Étant donné la division conceptuelle qui s’est établie depuis plusieurs décennies entre l’écoute réduite et l’exploration sonore territoriale de l’enregistrement de terrain, il peut sembler étrange d’utiliser une « composition de musique concrète1 » pour traiter de portraits de lieux à travers le son. Lionel Marchetti est l’un des acteurs les plus importants des circulations qui continuent d’exister entre ces deux pratiques2. Compositeur marseillais de musique concrète et improvisateur, son approche poétique du son ainsi que sa passion pour la photographie l’orientent vers le paysage sonore, pratique restée inhabituelle dans les studios de musique acousmatique. Kitnabudja Town (1995), pourtant l’une de ses œuvres les moins propices à l’écoute causale, en représente un bon exemple. Composée principalement de discours capturés sur ondes courtes ou provenant de vieilles cassettes, elle propose une approche territoriale de la radiophonie.

Servus, Kuala Lumpur (2005)  
Photographie numérique  

Tout en faisant usage de nombreux enregistrements de terrain, les compositions de Marchetti se rattachent bien à la « musique concrète ». Loin d’être un simple collage de captations radiophoniques, Kitnabudja Town est une représentation sonore d’une ville qui peut s’apparenter au modèle paysager. Le découpage schaferien du paysage (Schafer, 2010 [1977]: 10) s’applique ici à la radiophonie : le bruit atmosphérique est une sonorité maîtresse (keynote sounds), les signaux radiophoniques sont évidemment des signaux sonores (sound signals) et les transmissions identifiables (stations de nombre, radars militaires) servent de marqueurs sonores (sound marks). Kitnabudja Town invite à une « dérive situationniste psycho-géographique » (Marchetti, dans Holterbach, s.d. [1997]) à travers les plages des fréquences radio, qui sont comme des quartiers aux ambiances variées au sein d’une même ville.

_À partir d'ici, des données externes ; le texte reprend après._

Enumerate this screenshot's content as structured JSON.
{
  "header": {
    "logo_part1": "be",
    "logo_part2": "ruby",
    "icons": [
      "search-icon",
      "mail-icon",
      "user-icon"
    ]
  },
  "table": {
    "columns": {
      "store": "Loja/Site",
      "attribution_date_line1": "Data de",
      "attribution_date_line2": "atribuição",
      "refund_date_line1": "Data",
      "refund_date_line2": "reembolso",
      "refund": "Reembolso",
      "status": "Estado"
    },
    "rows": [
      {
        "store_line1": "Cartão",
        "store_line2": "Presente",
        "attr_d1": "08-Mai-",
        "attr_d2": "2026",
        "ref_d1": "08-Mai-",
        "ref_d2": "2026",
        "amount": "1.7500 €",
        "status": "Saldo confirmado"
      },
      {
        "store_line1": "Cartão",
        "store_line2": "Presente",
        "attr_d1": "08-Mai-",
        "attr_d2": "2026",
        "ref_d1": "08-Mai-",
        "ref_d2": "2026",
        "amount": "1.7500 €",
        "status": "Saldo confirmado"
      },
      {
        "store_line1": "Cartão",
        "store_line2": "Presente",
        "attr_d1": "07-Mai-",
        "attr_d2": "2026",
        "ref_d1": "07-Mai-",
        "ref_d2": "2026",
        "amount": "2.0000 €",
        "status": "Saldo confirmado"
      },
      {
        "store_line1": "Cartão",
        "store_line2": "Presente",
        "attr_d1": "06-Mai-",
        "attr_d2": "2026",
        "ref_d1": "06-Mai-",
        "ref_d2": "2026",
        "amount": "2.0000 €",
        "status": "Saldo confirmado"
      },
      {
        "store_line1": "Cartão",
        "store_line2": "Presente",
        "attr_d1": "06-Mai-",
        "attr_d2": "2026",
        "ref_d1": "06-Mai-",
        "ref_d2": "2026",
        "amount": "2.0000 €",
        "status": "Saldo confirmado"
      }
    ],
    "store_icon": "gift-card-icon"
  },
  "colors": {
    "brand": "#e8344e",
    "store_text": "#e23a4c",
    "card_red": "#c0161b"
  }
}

Pourtant, l’œuvre ne s’épuise ni dans sa simple écoute réduite ni dans son statut paysager; ce n’est pas qu’une simple ville, c’est une « cité humaine » (Marchetti, dans Holterbach, s.d. [1997]) présentée en divers portraits culturels. Le paysage n’est plus donné, mais construit : « Pour moi cette pièce est totalement celle de la cité humaine. J’avais cette image d’une sorte de chape électronique et invisible tout autour de la planète, un tissu croisé rendu audible par les captations radiophoniques. » (Marchetti, dans Holterbach, s.d. [1997]) Mais l’origine géographique de cette ville n’est pas claire : elle combine plusieurs langues, musiques régionales et personnages, on y entend les voix d’Antonin Artaud et de Kenneth White. C’est un portrait sonore de plusieurs pays, qui sont synthétisés par une seule et même forme : la radio à ondes courtes. Sans nationalité, cette ville n’est pourtant pas dénuée d’identité; les « citations-collages » (Marchetti, dans Holterbach, s.d. [1997]) de cette « composition de musique concrète » donnent à l’enregistrement des caractéristiques humaines et non paysagères, à l’image d’un portrait. À cet égard, le choix du pseudonyme « Roger de la Frayssenet », endossé par Marchetti, n’est pas anodin, puisqu’il renvoie au peintre Roger de la Fresnaye, dont les portraits l’ont inspiré pour réaliser cette œuvre (Marchetti, dans Holterbach, s.d. [1997]).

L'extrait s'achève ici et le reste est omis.